The “Model Collapse” Phenomenon
Another emerging concern is model collapse, a phenomenon where AI systems trained on AI-generated data gradually degrade in quality. As more content online is produced by AI, future models risk learning from synthetic rather than authentic human-generated data, leading to reduced reliability. For medical writing, this could undermine the integrity of scientific communication if unchecked.
Ethical Concerns
Ethical debates around Gen AI in medical writing are multifaceted. Should AI be credited as a co-author, or treated purely as a tool? Most journals currently reject AI authorship, emphasizing that accountability lies with human writers. Data privacy is another critical issue: when using AI tools, sensitive patient data must be protected to comply with regulations such as HIPAA and GDPR. Misuse of AI in handling confidential information could lead to breaches of trust and legal repercussions.
Regulatory Challenges
Regulatory agencies are still grappling with how to evaluate AI-assisted documents. While AI can accelerate drafting, regulators demand transparency in methodology and data integrity. The lack of clear guidelines on AI use in submissions creates uncertainty for medical writers and pharmaceutical companies. Until frameworks are established, human oversight will remain indispensable.

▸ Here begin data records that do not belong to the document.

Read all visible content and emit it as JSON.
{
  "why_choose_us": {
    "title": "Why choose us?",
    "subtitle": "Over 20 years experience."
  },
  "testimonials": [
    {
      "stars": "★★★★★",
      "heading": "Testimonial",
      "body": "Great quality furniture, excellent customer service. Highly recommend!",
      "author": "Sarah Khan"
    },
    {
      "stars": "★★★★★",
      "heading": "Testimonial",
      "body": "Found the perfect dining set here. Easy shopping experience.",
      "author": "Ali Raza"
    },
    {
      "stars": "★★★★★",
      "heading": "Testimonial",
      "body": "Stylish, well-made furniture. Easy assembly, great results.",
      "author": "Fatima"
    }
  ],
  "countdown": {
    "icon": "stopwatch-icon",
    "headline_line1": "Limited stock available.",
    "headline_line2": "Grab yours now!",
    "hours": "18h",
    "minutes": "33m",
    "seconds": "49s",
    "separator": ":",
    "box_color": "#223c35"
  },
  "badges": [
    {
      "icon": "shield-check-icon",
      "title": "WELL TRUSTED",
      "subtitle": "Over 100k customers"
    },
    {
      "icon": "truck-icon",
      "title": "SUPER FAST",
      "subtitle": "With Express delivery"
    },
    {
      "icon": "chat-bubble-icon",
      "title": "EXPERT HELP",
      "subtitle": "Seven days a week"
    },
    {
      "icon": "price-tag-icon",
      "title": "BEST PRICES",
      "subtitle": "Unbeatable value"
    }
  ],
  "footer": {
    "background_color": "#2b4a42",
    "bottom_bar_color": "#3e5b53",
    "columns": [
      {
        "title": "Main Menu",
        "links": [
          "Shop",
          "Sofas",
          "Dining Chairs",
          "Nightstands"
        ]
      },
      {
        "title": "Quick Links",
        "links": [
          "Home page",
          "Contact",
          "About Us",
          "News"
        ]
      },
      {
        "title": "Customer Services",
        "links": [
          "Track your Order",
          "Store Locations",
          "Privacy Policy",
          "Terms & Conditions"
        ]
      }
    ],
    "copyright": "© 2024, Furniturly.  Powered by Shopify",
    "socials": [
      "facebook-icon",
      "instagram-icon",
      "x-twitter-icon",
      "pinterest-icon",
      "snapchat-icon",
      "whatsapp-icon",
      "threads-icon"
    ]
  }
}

Conclusion: Augmentation, not substitution
Generative AI is undeniably reshaping medical writing, offering speed, efficiency, and accessibility across clinical trial documentation, regulatory submissions, scientific publishing, and patient education. Yet its limitations – factual errors, model collapse, ethical dilemmas, and regulatory uncertainty – underscore that AI is not a substitute for human expertise. Instead, it should be viewed as a supporting tool, augmenting the work of medical writers while leaving critical judgment, ethical responsibility, and final accountability in human hands.
The future of medical writing lies in a collaborative model, where AI handles repetitive tasks and language refinement, while humans ensure accuracy, context, and ethical integrity. In this way, Gen AI can help medical writers focus on what matters most: delivering clear, reliable, and trustworthy communication that advances healthcare and serves patients worldwide.